Open Ocean already counts Singaporean gaming companyRazor, Hong Kong Science and Technology Parks, and the Hong Kong government as investors.
Open Ocean is a winner today, but it hasn’t all been smooth sailing the last three years to raise capital and bring the Clearbot to market.
“A lot of people didn’t believe that there was a viable business here. We are saving the environment, but they didn’t see the monetary opportunity at all,” recalled Gupta.
The start-up’s mainstay product was initially a class project, constructed three years ago during a trip to Bali using materials at hand. For the University of Hong Kong students, it was a knee-jerk response to the piles of garbage they saw on the beaches.
“The trick is to act on it and get out of it,” said Gupta. This mindset pushed him and his partners to try out for Jumpstarter in 2020, where they won the competition’s IdeaPOP! Award given to Hong Kong’s most innovative students.
The co-founder credits the Jumpstarter competition for helping to get the company off the ground in 2020.
“We started putting ourselves out there and eventually, resources came because there are people who are passionate about the same problems,” Gupta told an online audience for the Jumpstarter results on Tuesday.
Since then, Clearbot has been through countless hardware and software upgrades. The floating robot has a four-hour battery life and, using artificial intelligence, can identify common trash like cans and bottles with 95% accuracy, according to Gupta.
We started putting ourselves out there and eventually, resources came because there are people who are passionate about the same problems
Clearbot has the potential to disrupt the garbage collection industry as it paves the way for greater automatization and a new way of doing business, according to Gupta who has broken a Guinness world record for the fastest robotic fish.
Open Ocean counts many marine construction companies and local government as clients, who gravitated towards the start-up as a cheaper and more convenient way of gathering trash.
“People are relying more and more on robots and remote systems,” said Gupta.
Traditional trash collection boats require three staff on board to operate, with fuel costs reaching up to $10 for every kilogram of trash removed – and that’s not including employee wages.
In comparison, the self-driving Clearbot easily carries 200 kg of waste and 15 L of oil for less than $0.1/km in energy costs and gathers environmental data to generate reports, measure water quality and track pollution.
Following a rental service business model, groups can lease Clearbot vessels by the hour or more.

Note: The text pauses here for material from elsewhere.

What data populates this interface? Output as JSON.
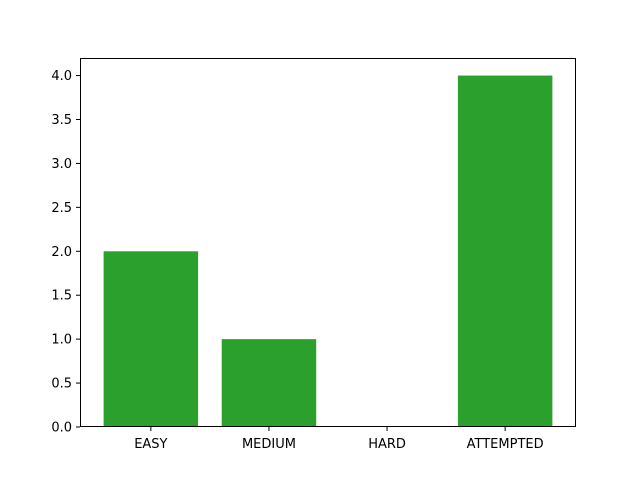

But this is temporary.
“We’ve entered the market in a place – at least in terms of payment – that the customer is already familiar with. Then we can create a better business model in the future as the customers are more comfortable with us,” he explained.
The company is exploring a fleet rental model, increasing the scale of possible clean-up projects and giving customers access to a large number of Clearbots for a month at a time.
Setting Course For Growth
A path to profitability is on the horizon for Open Ocean as people and companies alike come face-to-face with the issue of marine garbage.
Waste collected by the start-up’s devices is usually either recycled or properly disposed of by the client. However, as a tech service provider Open Ocean cannot control exactly what becomes of the rubbish.
Clearbot is meeting demand that will only grow, as the world’s oceans mop up remnants of the global pandemic Gupta credits with helping to raise awareness about the need for the start-up’s services.
The start-up’s solution is relatively inexpensive. At present, it costs between $5,000 and $6,000 to manufacture each device, and this is only getting cheaper.
“As we are producing more boats, the cost of each boat is reducing, which makes it accessible or possible for developing countries and smaller communities,” said Gupta.
This month, Open Ocean Engineering shipped its first boat to India, and in May, another one will arrive in Panama.